Ceux qui souhaitent payer leur voyage et séjourner pour l’honorer peuvent nous contacter et nous leur enverrons la lettre d’invitation nécessaire. Veuillez écrire au professeur Moussa Bongoyok à iudienvoyage[at]gmail.com (veuillez remplacer [at] par @) ou via le lien de réponse ci-dessous.
Tout au long de son histoire, le peuple Mafa a navigué maintes eaux troubles du fleuve existentiel. Mais, de toutes les adversités rencontrées, la famine se dessine nettement comme la plus redoutable. Les causes de ce fléau sont diverses (Cf. Seignobos « Aliments de famine » in Seignobos et Iyébi-Mandjeck (2000 :111). La famine est parfois d’origine humaine. À plusieurs reprises, les Mafa ont fait face à des envahisseurs qui se sont directement attaqués à leurs récoltes ou les ont forcé à abandonner les travaux champêtres à des moments critiques.
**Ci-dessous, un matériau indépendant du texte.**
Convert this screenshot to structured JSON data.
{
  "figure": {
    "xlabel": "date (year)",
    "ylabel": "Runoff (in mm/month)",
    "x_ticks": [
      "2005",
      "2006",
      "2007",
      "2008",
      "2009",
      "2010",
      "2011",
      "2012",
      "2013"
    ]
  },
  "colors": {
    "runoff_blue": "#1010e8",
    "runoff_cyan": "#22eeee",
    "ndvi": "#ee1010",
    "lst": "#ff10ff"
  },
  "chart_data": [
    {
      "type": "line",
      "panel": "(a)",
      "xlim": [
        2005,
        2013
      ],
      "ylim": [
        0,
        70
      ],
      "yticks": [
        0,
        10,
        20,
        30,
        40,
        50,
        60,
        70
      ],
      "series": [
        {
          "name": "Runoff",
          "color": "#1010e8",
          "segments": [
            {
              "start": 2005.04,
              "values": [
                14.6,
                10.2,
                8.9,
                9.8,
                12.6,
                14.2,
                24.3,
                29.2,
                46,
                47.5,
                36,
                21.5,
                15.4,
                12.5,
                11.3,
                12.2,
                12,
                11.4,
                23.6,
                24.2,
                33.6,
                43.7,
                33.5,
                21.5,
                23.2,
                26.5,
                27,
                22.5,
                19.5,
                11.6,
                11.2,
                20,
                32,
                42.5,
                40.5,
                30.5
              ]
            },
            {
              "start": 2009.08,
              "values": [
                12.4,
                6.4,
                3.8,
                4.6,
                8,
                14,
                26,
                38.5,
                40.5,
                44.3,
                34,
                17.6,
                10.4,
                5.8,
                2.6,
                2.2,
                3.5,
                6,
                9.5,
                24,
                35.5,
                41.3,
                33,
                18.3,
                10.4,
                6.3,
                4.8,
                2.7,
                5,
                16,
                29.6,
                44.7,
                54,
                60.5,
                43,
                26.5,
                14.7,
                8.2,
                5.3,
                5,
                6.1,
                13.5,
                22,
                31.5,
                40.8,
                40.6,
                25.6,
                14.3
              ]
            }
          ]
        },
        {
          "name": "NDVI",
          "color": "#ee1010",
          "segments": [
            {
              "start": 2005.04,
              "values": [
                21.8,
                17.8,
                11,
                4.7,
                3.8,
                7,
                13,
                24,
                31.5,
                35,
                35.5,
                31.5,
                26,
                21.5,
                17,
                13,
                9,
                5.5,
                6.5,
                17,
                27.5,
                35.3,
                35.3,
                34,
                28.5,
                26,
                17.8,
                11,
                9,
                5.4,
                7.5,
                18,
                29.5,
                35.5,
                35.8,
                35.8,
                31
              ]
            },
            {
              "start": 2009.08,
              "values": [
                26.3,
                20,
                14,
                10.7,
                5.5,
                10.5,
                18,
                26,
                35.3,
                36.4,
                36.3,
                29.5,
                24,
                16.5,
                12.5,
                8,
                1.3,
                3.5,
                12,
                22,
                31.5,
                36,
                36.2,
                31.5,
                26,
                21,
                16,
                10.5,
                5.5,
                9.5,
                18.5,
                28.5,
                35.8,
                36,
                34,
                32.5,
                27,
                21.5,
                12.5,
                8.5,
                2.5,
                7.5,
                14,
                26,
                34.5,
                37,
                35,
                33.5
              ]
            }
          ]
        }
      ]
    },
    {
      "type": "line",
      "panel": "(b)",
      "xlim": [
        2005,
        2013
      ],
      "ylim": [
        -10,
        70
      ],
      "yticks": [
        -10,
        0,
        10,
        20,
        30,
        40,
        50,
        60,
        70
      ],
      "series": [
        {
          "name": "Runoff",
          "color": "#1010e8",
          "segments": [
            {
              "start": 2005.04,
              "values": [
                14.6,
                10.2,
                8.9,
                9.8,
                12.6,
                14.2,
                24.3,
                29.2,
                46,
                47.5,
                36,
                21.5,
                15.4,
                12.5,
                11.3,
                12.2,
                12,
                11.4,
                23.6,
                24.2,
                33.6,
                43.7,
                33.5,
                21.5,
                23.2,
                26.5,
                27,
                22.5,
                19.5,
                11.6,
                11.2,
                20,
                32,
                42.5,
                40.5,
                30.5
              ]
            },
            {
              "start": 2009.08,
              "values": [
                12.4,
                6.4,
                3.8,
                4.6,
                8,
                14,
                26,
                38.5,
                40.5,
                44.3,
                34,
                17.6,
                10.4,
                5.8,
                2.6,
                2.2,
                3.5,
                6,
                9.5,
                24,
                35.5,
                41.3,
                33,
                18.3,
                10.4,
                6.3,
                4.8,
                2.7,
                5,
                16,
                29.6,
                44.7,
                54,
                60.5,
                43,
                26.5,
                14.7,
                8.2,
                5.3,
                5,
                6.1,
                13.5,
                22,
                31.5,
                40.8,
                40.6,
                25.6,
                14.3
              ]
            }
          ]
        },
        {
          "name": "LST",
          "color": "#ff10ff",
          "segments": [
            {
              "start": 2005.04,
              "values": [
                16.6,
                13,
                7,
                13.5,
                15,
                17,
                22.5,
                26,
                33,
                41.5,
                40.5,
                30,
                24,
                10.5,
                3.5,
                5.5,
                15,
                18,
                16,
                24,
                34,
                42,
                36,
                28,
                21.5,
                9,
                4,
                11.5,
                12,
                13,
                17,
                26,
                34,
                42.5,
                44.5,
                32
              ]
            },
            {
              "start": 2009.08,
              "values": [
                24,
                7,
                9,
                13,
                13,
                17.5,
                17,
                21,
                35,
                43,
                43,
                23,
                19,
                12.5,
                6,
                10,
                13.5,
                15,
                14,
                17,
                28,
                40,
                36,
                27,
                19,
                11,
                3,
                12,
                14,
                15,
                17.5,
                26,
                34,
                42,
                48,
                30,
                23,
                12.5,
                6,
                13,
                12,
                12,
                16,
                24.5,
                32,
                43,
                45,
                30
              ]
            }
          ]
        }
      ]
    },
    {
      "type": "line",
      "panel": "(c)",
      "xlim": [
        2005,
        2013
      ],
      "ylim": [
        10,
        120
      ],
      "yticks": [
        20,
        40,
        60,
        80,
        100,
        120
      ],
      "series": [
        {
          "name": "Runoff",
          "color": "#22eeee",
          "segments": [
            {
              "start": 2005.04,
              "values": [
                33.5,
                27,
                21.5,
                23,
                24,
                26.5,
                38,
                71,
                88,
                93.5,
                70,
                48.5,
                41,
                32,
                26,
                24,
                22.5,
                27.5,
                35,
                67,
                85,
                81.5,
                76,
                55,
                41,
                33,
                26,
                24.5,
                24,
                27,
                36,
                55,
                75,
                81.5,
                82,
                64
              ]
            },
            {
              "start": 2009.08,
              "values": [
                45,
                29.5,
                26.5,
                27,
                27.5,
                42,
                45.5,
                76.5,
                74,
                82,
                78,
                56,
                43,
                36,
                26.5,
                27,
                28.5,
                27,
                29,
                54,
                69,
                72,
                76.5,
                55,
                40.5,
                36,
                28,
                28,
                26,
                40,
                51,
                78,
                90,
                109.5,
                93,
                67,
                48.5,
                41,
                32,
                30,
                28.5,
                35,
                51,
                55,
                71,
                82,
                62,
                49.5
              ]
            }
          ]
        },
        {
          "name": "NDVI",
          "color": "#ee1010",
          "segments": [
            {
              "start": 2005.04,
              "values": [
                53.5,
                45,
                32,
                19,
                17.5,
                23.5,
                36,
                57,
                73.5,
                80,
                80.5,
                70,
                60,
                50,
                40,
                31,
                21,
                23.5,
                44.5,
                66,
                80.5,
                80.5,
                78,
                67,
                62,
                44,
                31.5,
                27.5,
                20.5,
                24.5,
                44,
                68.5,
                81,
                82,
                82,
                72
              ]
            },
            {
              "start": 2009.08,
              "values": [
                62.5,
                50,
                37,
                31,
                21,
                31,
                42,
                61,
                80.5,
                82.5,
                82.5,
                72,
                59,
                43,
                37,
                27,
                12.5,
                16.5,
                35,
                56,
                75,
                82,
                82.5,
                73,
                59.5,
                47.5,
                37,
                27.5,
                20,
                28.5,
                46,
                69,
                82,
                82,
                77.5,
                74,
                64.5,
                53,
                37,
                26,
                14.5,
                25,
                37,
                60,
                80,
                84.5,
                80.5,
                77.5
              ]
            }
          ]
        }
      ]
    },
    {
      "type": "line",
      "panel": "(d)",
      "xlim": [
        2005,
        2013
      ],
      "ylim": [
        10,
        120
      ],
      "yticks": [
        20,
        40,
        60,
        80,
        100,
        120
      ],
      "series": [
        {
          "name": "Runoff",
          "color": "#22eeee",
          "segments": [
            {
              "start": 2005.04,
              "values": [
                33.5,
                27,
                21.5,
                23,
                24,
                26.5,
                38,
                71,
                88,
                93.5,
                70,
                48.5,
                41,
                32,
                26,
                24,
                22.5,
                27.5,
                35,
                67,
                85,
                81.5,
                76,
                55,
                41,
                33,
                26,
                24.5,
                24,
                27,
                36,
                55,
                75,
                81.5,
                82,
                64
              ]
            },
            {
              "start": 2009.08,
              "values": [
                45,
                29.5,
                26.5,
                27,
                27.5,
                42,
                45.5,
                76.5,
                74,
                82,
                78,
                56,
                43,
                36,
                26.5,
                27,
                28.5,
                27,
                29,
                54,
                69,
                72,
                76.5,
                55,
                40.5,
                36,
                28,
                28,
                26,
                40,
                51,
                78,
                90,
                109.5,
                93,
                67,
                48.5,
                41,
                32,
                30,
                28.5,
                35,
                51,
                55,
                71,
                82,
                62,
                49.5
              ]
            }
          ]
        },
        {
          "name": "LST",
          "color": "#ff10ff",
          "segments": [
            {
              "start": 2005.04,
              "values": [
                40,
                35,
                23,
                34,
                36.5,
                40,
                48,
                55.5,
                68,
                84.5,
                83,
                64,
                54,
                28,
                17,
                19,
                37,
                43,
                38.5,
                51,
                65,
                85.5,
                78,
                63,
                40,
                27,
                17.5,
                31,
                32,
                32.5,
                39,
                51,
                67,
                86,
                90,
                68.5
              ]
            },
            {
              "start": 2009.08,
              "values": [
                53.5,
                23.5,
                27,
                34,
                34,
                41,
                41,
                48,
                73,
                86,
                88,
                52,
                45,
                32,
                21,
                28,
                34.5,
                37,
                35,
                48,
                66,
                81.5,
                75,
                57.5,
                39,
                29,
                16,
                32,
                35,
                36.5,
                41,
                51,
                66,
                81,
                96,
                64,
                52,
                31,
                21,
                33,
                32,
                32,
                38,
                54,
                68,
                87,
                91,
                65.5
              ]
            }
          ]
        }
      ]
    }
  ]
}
En se réfugiant stratégiquement dans les zones montagneuses et en modifiant conséquemment ses techniques agricoles, le peuple Mafa a réussi à minimiser de tels risques. Laborieux et résilient, il s’est forgé une économie de résistance. La pathologie végétale fit des ravages, mais son impact fut largement réduit grâce à l’alternance biennale entre le daw-daw-á-geɗ (sorgho) et le ntəmas (mil à chandelle connu aussi sous divers noms, dont « petit mil », « mil perle » ou « mil pénicillaire »).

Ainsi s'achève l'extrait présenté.